VAR is still fully empowered to look at that and determine if it meets the other criteria for a handball foul - and if the error is 'clear and obvious'. So last night, because he passed it first, it moves it from an objective 'did it touch the arm' decision to a subjective foul decision (like judging a handling foul by a defender). Basically, just like it was before they started tinkering with it.
I think it's one of those ones where you could put it to a room full of referees and they'd be split - so probably not Clear and Obvious. But one thing I hate about VAR is that decisions like this are an absolute coin toss.
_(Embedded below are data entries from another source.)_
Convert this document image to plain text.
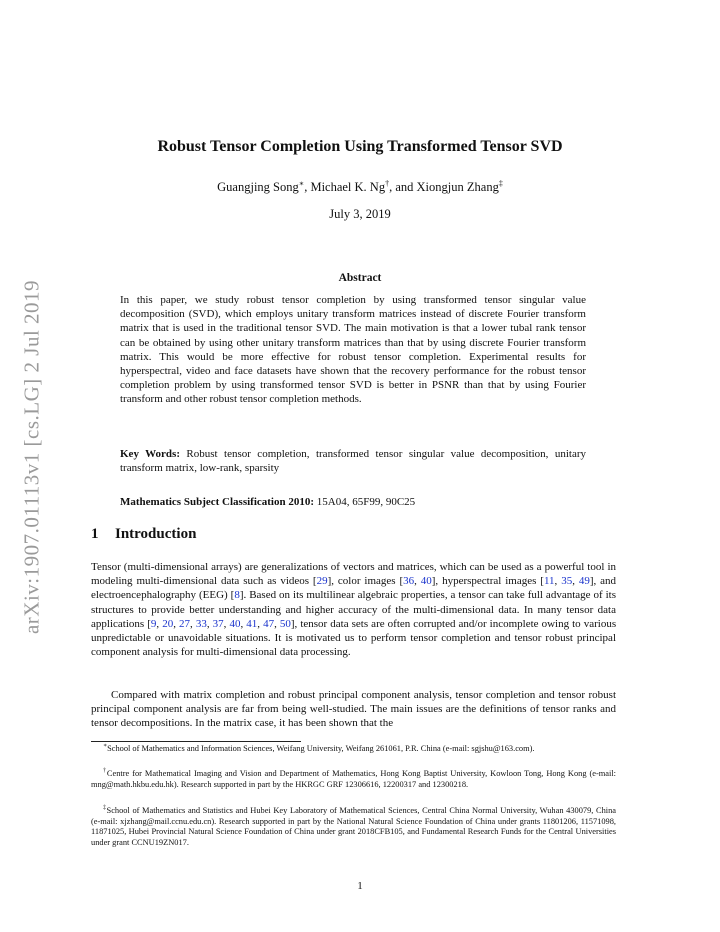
arXiv:1907.01113v1 [cs.LG] 2 Jul 2019
Robust Tensor Completion Using Transformed Tensor SVD
Guangjing Song∗, Michael K. Ng†, and Xiongjun Zhang‡
July 3, 2019
Abstract

In this paper, we study robust tensor completion by using transformed tensor singular value decomposition (SVD), which employs unitary transform matrices instead of discrete Fourier transform matrix that is used in the traditional tensor SVD. The main motivation is that a lower tubal rank tensor can be obtained by using other unitary transform matrices than that by using discrete Fourier transform matrix. This would be more effective for robust tensor completion. Experimental results for hyperspectral, video and face datasets have shown that the recovery performance for the robust tensor completion problem by using transformed tensor SVD is better in PSNR than that by using Fourier transform and other robust tensor completion methods.

Key Words: Robust tensor completion, transformed tensor singular value decomposition, unitary transform matrix, low-rank, sparsity

Mathematics Subject Classification 2010: 15A04, 65F99, 90C25

1 Introduction

Tensor (multi-dimensional arrays) are generalizations of vectors and matrices, which can be used as a powerful tool in modeling multi-dimensional data such as videos [29], color images [36, 40], hyperspectral images [11, 35, 49], and electroencephalography (EEG) [8]. Based on its multilinear algebraic properties, a tensor can take full advantage of its structures to provide better understanding and higher accuracy of the multi-dimensional data. In many tensor data applications [9, 20, 27, 33, 37, 40, 41, 47, 50], tensor data sets are often corrupted and/or incomplete owing to various unpredictable or unavoidable situations. It is motivated us to perform tensor completion and tensor robust principal component analysis for multi-dimensional data processing.

Compared with matrix completion and robust principal component analysis, tensor completion and tensor robust principal component analysis are far from being well-studied. The main issues are the definitions of tensor ranks and tensor decompositions. In the matrix case, it has been shown that the

∗School of Mathematics and Information Sciences, Weifang University, Weifang 261061, P.R. China (e-mail: sgjshu@163.com).

†Centre for Mathematical Imaging and Vision and Department of Mathematics, Hong Kong Baptist University, Kowloon Tong, Hong Kong (e-mail: mng@math.hkbu.edu.hk). Research supported in part by the HKRGC GRF 12306616, 12200317 and 12300218.

‡School of Mathematics and Statistics and Hubei Key Laboratory of Mathematical Sciences, Central China Normal University, Wuhan 430079, China (e-mail: xjzhang@mail.ccnu.edu.cn). Research supported in part by the National Natural Science Foundation of China under grants 11801206, 11571098, 11871025, Hubei Provincial Natural Science Foundation of China under grant 2018CFB105, and Fundamental Research Funds for the Central Universities under grant CCNU19ZN017.

1
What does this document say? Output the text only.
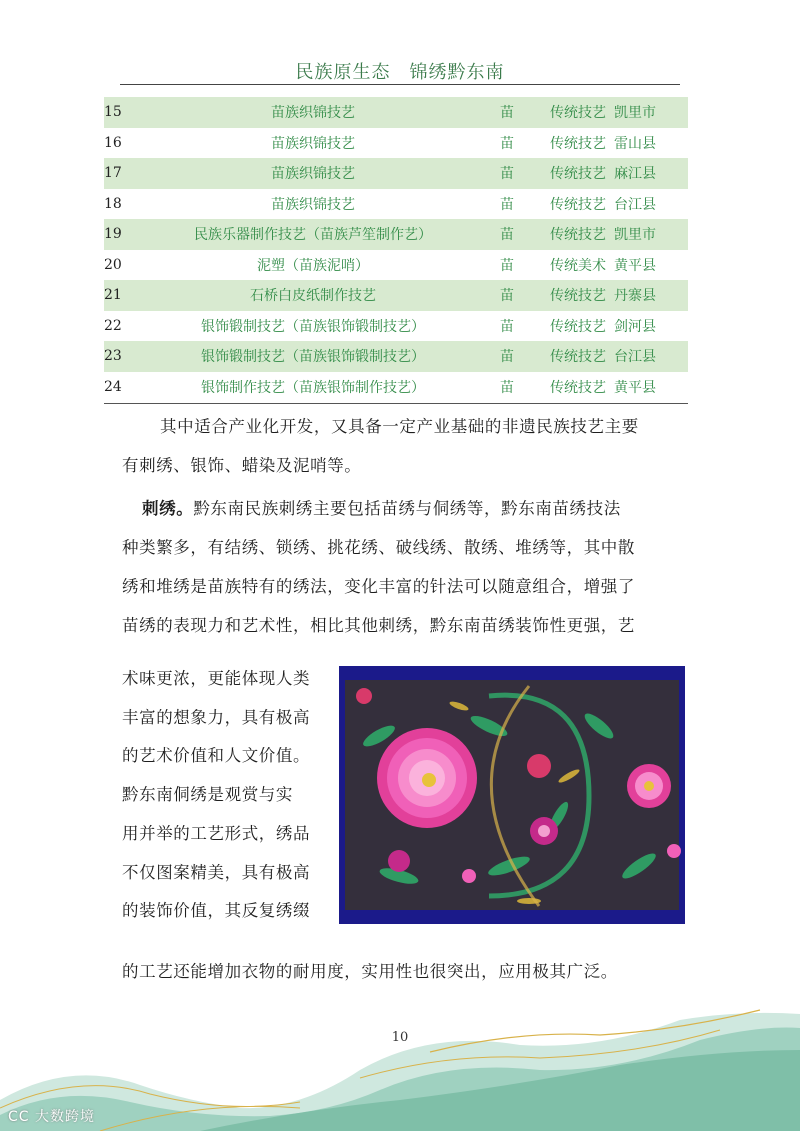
民族原生态　锦绣黔东南
15	苗族织锦技艺	苗	传统技艺	凯里市
16	苗族织锦技艺	苗	传统技艺	雷山县
17	苗族织锦技艺	苗	传统技艺	麻江县
18	苗族织锦技艺	苗	传统技艺	台江县
19	民族乐器制作技艺（苗族芦笙制作艺）	苗	传统技艺	凯里市
20	泥塑（苗族泥哨）	苗	传统美术	黄平县
21	石桥白皮纸制作技艺	苗	传统技艺	丹寨县
22	银饰锻制技艺（苗族银饰锻制技艺）	苗	传统技艺	剑河县
23	银饰锻制技艺（苗族银饰锻制技艺）	苗	传统技艺	台江县
24	银饰制作技艺（苗族银饰制作技艺）	苗	传统技艺	黄平县
其中适合产业化开发，又具备一定产业基础的非遗民族技艺主要
有刺绣、银饰、蜡染及泥哨等。
刺绣。黔东南民族刺绣主要包括苗绣与侗绣等，黔东南苗绣技法
种类繁多，有结绣、锁绣、挑花绣、破线绣、散绣、堆绣等，其中散
绣和堆绣是苗族特有的绣法，变化丰富的针法可以随意组合，增强了
苗绣的表现力和艺术性，相比其他刺绣，黔东南苗绣装饰性更强，艺
术味更浓，更能体现人类
丰富的想象力，具有极高
的艺术价值和人文价值。
黔东南侗绣是观赏与实
用并举的工艺形式，绣品
不仅图案精美，具有极高
的装饰价值，其反复绣缀
的工艺还能增加衣物的耐用度，实用性也很突出，应用极其广泛。
10
CC 大数跨境
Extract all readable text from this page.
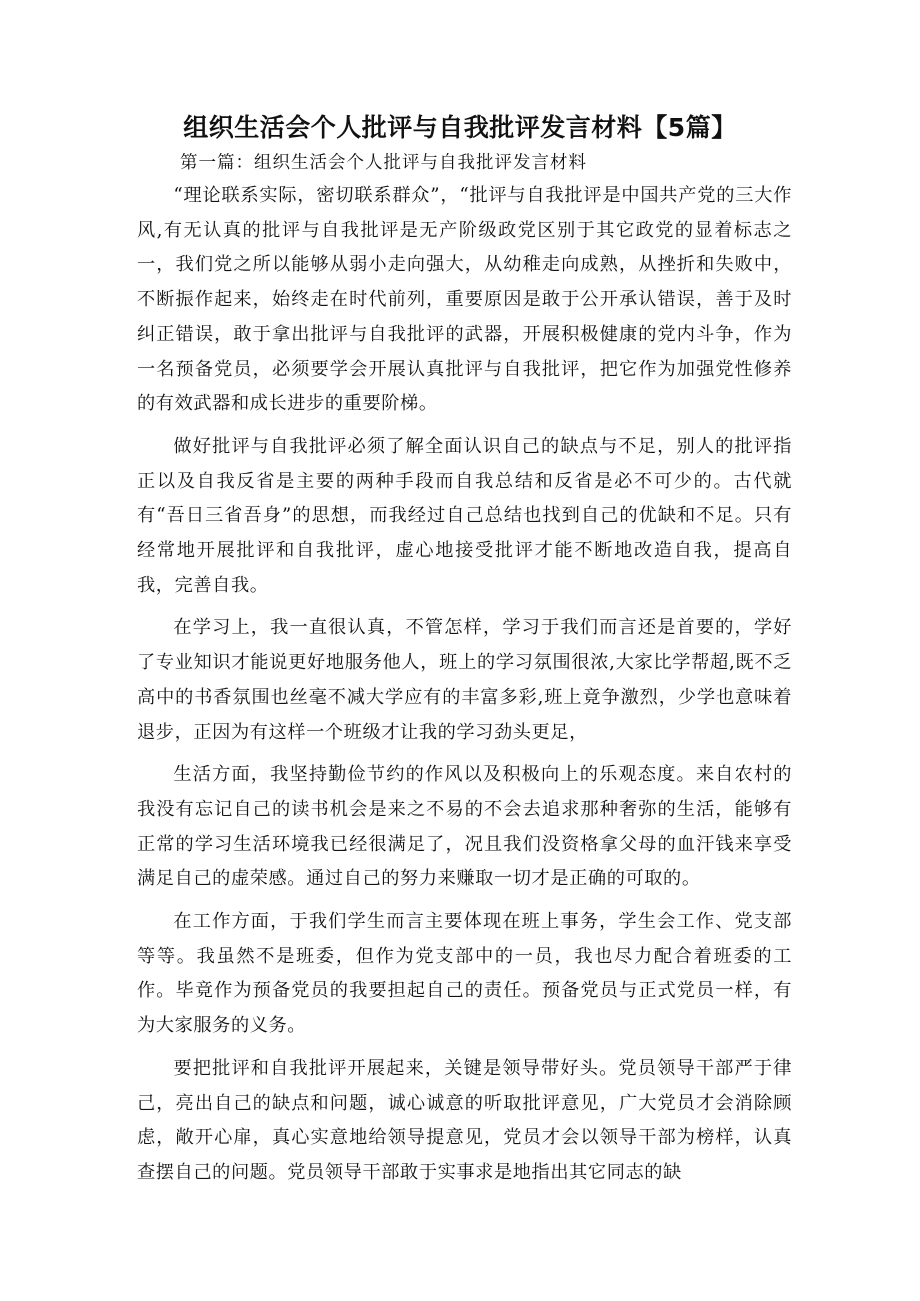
组织生活会个人批评与自我批评发言材料【5篇】

第一篇：组织生活会个人批评与自我批评发言材料

“理论联系实际，密切联系群众”，“批评与自我批评是中国共产党的三大作风,有无认真的批评与自我批评是无产阶级政党区别于其它政党的显着标志之一，我们党之所以能够从弱小走向强大，从幼稚走向成熟，从挫折和失败中，不断振作起来，始终走在时代前列，重要原因是敢于公开承认错误，善于及时纠正错误，敢于拿出批评与自我批评的武器，开展积极健康的党内斗争，作为一名预备党员，必须要学会开展认真批评与自我批评，把它作为加强党性修养的有效武器和成长进步的重要阶梯。

做好批评与自我批评必须了解全面认识自己的缺点与不足，别人的批评指正以及自我反省是主要的两种手段而自我总结和反省是必不可少的。古代就有“吾日三省吾身”的思想，而我经过自己总结也找到自己的优缺和不足。只有经常地开展批评和自我批评，虚心地接受批评才能不断地改造自我，提高自我，完善自我。

在学习上，我一直很认真，不管怎样，学习于我们而言还是首要的，学好了专业知识才能说更好地服务他人，班上的学习氛围很浓,大家比学帮超,既不乏高中的书香氛围也丝毫不减大学应有的丰富多彩,班上竟争激烈，少学也意味着退步，正因为有这样一个班级才让我的学习劲头更足，

生活方面，我坚持勤俭节约的作风以及积极向上的乐观态度。来自农村的我没有忘记自己的读书机会是来之不易的不会去追求那种奢弥的生活，能够有正常的学习生活环境我已经很满足了，况且我们没资格拿父母的血汗钱来享受满足自己的虚荣感。通过自己的努力来赚取一切才是正确的可取的。

在工作方面，于我们学生而言主要体现在班上事务，学生会工作、党支部等等。我虽然不是班委，但作为党支部中的一员，我也尽力配合着班委的工作。毕竟作为预备党员的我要担起自己的责任。预备党员与正式党员一样，有为大家服务的义务。

要把批评和自我批评开展起来，关键是领导带好头。党员领导干部严于律己，亮出自己的缺点和问题，诚心诚意的听取批评意见，广大党员才会消除顾虑，敞开心扉，真心实意地给领导提意见，党员才会以领导干部为榜样，认真查摆自己的问题。党员领导干部敢于实事求是地指出其它同志的缺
Another match (or another team) and VAR goes to on-field review.
The question is about whether the arm is making the body unnaturally bigger - ie when the arm movement isn't justifiable by the player's movements for their action. I think this is a 'could go either way' call and I'm okay with it - but I know we've been screwed by handball decisions that have not been consistent with decisions in other games in the past. If we had had a fairer go in the past, I daresay people wouldn't be as upset by this one.
I still do not think VAR improves the game overall. I much prefer the FFA cup games where if the ref makes a mistake, tough luck, get on with it.
Absolutely.
I still don't think VAR even improves decision making accuracy - for everything VAR gets right, they get another one wrong. And for the ones they get right - almost every time (except for really tight offside decisions) it's 'yeah, but how the f*** did the ref miss it?'.
The question I have is - did the ref last night avoid a decision there, knowing they have VAR to fall back on - but then we have the problem that VAR might look at it and say 'look, I probably would have called it if I was reffing, but I reckon half the refs out there wouldn't, so I can't say it's Clear and Obvious'. Only one person knows - but I strongly suspect that VAR affected the decision making here. We all know it's happened before.
So, even when VAR does correctly overturn a decision - you always wonder if the ref would have made a different decision without VAR. And then, as you said, you can't celebrate shit with VAR - especially as the decision making is a coin toss.
Imagine if that goal was ours and it was a tiebreaker - even if it's given, by the time VAR clears it, the excitement is gone.
Not to mention - the number of absolutely inexplicable VAR errors has raised more questions of bias and a rigged comp than I've ever seen before.
It doesn't improve decision making and takes a lot away from the game.